Emails to Burger King for comment yesterday went unreturned.

Burger King wants Fritz Management and Perales to remove all Burger King signs and trademarked items from restaurants in Harlingen, Brownsville, McAllen, Pharr, Weslaco and several other South Texas cities.

Sun Holdings is a multi-brand company with nearly 900 franchises including Burger King, Krispy Kreme, Arby’s, Cici’s Pizza, Popeyes, Golden Corral, T-Mobile and GNC. The company recently acquired Taco Bueno, which had filed for bankruptcy.

Zarco said his client invited Burger King to do its own inspection of the Harlingen facility, and said to his knowledge the parent company did not pursue the offer. He blamed an “ulterior motive” for Burger King’s attempting to force his client to divest himself of his 37 South Texas locations.

“Just think about it,” Zarco said. “One restaurant has an issue and you’re going to force them to get out of 37 restaurants?
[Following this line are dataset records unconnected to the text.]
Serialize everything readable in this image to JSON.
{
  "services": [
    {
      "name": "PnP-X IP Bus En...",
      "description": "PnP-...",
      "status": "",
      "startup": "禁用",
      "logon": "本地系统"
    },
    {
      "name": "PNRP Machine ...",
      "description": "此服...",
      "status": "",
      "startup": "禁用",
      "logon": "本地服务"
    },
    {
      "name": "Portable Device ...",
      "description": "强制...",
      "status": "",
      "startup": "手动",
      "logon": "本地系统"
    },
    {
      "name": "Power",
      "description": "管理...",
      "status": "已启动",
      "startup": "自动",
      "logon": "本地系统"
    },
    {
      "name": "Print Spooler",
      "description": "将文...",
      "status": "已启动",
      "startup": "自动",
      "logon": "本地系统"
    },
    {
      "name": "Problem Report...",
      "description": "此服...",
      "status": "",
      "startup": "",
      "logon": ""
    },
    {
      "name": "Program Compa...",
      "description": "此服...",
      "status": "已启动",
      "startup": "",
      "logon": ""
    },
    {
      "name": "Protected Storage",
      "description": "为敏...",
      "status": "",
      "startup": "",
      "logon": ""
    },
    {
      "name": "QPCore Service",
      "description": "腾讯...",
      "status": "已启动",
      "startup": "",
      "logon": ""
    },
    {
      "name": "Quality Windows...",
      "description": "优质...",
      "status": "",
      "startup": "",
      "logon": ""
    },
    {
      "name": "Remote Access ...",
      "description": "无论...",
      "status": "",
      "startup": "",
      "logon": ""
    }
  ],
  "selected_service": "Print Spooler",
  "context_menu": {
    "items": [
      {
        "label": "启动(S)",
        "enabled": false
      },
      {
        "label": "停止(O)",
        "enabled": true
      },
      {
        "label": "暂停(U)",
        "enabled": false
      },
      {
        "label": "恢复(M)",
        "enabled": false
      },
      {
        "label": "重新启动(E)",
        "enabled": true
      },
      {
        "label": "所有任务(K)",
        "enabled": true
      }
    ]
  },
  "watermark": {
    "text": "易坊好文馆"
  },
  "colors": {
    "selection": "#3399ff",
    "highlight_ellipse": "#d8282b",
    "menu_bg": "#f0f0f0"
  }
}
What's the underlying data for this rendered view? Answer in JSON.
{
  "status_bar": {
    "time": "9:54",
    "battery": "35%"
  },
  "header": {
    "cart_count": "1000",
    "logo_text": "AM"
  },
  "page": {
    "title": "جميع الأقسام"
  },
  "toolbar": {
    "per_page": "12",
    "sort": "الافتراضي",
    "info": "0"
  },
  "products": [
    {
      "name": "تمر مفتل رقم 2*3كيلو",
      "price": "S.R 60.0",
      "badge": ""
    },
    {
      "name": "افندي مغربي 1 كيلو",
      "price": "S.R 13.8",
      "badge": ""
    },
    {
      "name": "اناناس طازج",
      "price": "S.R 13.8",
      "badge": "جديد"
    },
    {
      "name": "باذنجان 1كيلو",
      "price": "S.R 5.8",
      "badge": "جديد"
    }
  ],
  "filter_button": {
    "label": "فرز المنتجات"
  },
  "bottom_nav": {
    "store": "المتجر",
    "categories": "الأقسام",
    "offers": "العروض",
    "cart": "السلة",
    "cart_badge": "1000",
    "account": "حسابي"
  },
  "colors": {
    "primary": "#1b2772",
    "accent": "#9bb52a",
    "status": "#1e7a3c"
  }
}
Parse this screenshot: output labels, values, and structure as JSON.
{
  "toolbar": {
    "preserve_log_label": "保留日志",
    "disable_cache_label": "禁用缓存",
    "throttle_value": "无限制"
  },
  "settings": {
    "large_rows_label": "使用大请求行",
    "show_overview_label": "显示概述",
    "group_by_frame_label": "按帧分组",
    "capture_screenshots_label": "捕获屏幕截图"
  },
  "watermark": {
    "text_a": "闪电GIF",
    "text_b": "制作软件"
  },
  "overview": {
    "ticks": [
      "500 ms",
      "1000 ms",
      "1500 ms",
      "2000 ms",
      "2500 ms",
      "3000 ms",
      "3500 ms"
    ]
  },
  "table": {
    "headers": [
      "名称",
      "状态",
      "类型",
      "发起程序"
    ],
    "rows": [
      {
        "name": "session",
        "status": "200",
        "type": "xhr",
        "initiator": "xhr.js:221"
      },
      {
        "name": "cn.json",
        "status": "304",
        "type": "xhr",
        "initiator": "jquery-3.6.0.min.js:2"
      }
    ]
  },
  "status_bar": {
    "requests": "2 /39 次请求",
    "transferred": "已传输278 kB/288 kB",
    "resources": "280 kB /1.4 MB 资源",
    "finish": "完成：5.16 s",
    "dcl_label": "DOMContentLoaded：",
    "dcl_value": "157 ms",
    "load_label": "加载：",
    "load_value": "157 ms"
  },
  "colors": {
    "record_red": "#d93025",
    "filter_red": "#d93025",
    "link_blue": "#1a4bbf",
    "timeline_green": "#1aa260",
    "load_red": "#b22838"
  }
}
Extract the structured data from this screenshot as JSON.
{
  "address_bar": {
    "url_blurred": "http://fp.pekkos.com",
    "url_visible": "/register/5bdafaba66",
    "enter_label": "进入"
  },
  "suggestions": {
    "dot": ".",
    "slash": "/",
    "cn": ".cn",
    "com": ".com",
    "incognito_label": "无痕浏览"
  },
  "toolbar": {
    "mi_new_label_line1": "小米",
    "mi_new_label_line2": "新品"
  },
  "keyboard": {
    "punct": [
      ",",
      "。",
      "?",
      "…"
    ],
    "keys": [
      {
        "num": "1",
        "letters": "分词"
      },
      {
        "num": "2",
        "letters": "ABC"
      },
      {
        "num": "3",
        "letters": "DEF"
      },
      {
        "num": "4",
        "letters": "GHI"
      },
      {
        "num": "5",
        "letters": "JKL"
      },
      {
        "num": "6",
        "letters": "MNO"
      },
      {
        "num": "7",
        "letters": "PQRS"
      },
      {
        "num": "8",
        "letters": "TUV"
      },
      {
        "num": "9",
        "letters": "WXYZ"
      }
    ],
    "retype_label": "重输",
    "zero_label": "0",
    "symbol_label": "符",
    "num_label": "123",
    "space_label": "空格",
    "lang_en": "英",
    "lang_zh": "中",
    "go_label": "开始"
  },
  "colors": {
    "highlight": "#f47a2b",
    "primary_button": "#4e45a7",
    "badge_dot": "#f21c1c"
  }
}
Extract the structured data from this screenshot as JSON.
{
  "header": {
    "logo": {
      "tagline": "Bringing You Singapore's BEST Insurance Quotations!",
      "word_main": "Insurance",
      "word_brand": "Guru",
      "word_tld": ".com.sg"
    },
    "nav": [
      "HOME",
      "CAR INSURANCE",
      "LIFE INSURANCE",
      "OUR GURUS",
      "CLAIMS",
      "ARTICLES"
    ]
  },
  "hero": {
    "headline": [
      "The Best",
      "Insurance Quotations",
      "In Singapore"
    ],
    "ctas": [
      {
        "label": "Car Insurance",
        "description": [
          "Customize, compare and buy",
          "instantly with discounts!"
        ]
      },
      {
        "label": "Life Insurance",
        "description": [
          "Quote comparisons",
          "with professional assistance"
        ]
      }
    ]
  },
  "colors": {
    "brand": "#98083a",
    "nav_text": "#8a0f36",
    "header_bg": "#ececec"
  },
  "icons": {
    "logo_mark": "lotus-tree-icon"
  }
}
You’re talking about a franchisee who owns franchises from many other brands.”

Zarco alleges Burger King is moving against Pareles to force him out of the South Texas market completely in order to shift the franchises to other owners of its choosing.

“I don’t want to be speculating at the highest level of speculation, but in our view, for some reason the restaurants my client is being asked to sell are restaurants that we believe Burger King is looking to give to other franchisees in that market, or other people that Burger King has a special relationship with,” he said.

Zarco said Burger King is pressuring franchise owners to open more restaurants.

“Burger King has requested, almost required, the buyers of these restaurants to commit that they will develop either 30 or 50 or 70 additional units as a condition,” he said. “That leads me to believe they want my client to expand more aggressively than my client believes the market can support. And because my client does not believe it is commercially reasonable to over-expand.”